A suite d’un billet où je dénonçais ce naufrage éthique et télévisuel, Frédéric Taddeï m’a proposé de débattre avec Tariq Ramadan à «Ce soir ou jamais». Depuis la sortie de mon livre, il s’était toujours dérobé. Se sachant en terrain ami, «frère Tariq» a accepté. Quelques jours avant notre face-à-face, j’ai découvert qu’en plus d’un double discours le prédicateur menait une double vie.

Le «duel tant attendu» était annoncé partout. Des femmes m’ont contactée pour me dire que Ramadan était bien pire que ce que j’écrivais. Depuis quelques mois, plusieurs d’entre elles se plaignaient d’un «pervers narcissique» sur des forums, une chaîne YouTube et un blog portant le nom d’un des livres de Ramadan : Mon intime conviction. Toutes ces pages ont été hackées ou ont disparu. Mais celles qui avaient témoigné anonymement ont pu se parler en messagerie privée, jusqu’à se rencontrer. C’est ainsi que j’ai pu réunir trois d’entre elles dans un café. Leurs récits se recoupaient et dépassaient tout ce que j’avais pu pressentir.

A les entendre, sa duplicité et sa misogynie n’étaient pas seulement politiques, mais aussi franchement cliniques. Les photos et les messages qu’elles m’ont montrés me prouvaient qu’elles disaient vrai quant à la nature intime de leur relation. Elles ne suffisaient pas à prouver les violences. Pour porter de telles accusations sur la place publique, il fallait au moins une plainte. L’une des filles y était prête. Je l’ai présentée à un juge, à qui elle a redit sa nuit d’horreur : des sévices tombant clairement sous le coup de la loi. Quelques jours après, elle m’appelait pour me demander de tout laisser tomber. Elle venait de recevoir une menace plus explicite que les autres. Elle craquait. Je ne pouvais pas et je ne voulais pas la forcer. Une épreuve terrible l’attendait. Si elle flanchait à ce stade, elle ne tiendrait jamais. Ramadan s’en sortirait, une fois de plus.

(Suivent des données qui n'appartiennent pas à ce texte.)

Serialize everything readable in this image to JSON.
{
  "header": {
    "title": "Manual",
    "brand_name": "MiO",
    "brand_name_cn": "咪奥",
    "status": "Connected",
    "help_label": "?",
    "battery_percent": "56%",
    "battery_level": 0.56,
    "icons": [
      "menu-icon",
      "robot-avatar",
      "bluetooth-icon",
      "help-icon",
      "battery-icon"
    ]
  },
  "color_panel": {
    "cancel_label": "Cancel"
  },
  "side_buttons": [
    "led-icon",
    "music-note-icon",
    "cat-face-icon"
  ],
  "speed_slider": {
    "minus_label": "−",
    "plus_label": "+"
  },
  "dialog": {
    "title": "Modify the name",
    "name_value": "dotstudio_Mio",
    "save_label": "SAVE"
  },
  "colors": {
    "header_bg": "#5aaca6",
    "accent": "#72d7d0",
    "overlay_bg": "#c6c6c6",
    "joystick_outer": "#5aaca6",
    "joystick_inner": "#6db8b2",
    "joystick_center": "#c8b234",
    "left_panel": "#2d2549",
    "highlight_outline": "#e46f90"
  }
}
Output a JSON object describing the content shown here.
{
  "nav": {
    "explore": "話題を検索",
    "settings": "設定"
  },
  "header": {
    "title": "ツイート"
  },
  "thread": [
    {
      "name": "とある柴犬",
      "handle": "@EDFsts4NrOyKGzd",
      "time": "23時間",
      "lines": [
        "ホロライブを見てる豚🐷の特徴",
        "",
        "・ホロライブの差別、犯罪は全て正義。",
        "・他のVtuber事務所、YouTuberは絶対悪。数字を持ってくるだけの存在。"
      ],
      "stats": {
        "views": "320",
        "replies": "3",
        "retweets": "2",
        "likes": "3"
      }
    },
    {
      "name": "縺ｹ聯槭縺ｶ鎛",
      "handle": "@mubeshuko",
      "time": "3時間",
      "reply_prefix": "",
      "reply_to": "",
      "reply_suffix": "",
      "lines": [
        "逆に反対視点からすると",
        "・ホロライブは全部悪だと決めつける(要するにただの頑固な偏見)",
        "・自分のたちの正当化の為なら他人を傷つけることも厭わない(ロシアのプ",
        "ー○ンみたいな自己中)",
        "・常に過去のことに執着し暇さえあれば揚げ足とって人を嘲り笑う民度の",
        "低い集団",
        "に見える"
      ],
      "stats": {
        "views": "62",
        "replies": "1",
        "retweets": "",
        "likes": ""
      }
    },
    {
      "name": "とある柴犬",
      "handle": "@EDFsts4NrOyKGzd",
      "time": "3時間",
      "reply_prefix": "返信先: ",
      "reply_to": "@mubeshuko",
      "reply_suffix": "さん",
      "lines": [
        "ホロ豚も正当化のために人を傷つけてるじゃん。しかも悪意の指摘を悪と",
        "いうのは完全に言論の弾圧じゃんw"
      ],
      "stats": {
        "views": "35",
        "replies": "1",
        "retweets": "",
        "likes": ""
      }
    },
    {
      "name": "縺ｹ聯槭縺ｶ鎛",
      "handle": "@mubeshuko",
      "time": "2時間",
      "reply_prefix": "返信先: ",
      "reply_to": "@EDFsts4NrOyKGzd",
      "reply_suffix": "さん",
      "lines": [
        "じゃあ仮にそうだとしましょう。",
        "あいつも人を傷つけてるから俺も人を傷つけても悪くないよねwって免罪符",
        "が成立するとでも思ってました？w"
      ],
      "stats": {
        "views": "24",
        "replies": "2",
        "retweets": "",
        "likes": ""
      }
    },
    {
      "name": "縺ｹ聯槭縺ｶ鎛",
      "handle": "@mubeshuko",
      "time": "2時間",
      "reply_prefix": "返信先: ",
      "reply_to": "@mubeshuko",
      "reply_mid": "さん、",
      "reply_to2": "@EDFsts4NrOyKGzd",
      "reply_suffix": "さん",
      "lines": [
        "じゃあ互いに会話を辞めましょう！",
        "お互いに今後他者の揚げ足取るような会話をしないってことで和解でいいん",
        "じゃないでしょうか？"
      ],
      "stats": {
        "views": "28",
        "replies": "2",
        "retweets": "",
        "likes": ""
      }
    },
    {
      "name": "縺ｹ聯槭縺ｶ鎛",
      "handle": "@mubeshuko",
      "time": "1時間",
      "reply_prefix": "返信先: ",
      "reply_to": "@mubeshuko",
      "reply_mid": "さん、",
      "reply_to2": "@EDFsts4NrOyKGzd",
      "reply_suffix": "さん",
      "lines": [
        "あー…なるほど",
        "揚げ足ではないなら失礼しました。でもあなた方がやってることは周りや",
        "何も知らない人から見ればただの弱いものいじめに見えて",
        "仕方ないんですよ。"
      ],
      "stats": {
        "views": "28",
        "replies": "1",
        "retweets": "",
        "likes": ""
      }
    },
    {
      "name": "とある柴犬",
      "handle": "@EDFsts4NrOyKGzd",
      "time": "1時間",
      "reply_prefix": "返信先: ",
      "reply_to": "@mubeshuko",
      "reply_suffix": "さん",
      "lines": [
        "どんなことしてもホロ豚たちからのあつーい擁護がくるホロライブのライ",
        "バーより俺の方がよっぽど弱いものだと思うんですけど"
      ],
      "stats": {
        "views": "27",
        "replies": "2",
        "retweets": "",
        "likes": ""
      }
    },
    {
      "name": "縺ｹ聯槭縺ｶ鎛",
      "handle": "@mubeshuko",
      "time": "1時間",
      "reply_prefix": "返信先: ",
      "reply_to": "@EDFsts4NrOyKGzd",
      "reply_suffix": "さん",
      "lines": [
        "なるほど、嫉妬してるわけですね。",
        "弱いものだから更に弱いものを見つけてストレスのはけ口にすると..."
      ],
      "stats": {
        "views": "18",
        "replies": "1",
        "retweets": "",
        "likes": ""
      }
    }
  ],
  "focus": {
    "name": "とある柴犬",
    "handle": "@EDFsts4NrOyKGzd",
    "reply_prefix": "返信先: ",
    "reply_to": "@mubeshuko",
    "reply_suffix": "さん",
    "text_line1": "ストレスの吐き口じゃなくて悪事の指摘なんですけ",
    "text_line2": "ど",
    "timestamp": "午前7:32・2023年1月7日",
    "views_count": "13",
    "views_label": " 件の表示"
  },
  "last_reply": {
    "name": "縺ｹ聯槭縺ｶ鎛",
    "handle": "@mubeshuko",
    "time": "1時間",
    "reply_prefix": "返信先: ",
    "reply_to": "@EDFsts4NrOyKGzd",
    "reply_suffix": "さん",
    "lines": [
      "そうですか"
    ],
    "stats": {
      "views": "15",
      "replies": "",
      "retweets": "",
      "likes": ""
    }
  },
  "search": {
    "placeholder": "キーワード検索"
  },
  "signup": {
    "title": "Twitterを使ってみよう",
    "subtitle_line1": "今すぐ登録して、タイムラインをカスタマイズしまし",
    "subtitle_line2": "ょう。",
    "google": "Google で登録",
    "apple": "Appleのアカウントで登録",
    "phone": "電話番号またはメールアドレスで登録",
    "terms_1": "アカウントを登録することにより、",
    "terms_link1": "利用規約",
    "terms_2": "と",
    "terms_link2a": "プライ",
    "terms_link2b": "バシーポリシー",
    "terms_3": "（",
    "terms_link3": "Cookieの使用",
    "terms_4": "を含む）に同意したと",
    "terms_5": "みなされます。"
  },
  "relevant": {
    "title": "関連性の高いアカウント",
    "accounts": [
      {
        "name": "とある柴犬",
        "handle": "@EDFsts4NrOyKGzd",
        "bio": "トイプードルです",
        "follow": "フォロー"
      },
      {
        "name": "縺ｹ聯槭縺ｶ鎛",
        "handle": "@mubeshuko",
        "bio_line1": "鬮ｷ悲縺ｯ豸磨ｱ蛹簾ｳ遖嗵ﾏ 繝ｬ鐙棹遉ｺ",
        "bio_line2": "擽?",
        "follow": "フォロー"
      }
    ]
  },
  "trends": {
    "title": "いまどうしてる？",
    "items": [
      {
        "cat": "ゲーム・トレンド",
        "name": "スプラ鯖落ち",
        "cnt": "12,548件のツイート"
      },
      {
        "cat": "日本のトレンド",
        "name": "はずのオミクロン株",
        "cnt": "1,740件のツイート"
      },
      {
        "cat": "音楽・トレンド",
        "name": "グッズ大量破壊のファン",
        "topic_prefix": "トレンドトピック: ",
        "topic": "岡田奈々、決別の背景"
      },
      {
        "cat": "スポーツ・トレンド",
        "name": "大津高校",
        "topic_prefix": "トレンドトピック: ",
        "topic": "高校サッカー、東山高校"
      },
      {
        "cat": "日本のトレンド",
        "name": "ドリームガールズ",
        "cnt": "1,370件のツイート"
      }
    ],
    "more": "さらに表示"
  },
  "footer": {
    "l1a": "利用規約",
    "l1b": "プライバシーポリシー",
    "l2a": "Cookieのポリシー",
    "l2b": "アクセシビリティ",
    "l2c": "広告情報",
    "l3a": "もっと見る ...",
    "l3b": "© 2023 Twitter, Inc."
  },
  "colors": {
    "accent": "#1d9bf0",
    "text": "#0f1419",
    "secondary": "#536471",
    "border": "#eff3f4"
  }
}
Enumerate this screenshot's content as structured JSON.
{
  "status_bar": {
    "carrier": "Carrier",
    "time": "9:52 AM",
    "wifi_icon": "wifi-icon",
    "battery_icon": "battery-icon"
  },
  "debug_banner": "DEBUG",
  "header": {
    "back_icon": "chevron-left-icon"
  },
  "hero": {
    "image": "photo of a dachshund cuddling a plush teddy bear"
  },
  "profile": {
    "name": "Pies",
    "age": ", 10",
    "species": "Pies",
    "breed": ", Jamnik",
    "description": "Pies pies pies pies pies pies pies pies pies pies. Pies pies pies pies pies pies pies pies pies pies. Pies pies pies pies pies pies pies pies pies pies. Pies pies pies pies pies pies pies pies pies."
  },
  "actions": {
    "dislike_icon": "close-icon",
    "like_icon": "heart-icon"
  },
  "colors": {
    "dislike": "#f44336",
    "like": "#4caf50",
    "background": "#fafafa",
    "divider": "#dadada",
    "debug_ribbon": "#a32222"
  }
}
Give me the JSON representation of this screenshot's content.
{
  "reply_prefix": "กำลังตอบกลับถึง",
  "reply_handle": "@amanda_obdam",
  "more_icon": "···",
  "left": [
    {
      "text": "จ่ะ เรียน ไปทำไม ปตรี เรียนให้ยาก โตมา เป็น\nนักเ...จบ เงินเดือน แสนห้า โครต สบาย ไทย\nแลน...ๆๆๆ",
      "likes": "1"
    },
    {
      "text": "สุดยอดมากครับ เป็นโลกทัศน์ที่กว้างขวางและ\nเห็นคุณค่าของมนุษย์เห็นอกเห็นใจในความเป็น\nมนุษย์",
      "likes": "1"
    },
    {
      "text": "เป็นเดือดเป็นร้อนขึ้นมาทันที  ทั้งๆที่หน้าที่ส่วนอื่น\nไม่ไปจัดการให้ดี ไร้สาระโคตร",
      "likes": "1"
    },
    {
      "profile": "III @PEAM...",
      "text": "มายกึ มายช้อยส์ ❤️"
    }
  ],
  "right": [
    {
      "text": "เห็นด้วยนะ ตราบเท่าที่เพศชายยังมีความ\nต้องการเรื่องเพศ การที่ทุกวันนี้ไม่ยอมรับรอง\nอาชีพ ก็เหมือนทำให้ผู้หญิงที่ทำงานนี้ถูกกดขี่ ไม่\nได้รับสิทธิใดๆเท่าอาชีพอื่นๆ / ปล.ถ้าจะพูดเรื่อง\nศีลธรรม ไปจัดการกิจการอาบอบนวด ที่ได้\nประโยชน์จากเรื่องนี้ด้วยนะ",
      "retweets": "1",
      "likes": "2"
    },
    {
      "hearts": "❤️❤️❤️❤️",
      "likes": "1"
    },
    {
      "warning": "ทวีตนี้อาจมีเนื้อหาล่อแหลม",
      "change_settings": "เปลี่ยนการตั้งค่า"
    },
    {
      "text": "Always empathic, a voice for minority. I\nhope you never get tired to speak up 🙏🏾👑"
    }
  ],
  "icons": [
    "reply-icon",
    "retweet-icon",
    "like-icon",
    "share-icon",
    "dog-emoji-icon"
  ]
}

Ces femmes ont continué d’alerter à leur manière, sur les réseaux sociaux. Et moi, partout où il était possible de mettre en garde contre Tariq Ramadan et son double. Il a fallu huit ans pour que la vérité éclate. Pendant toutes ces années, j’ai souvent repensé à son regard défait à la fin de notre confrontation. Quand deux de ces femmes ont sauté du public pour venir me féliciter et me dire merci devant lui. Ce jour-là, il a su. Qu’un jour, tout se saurait.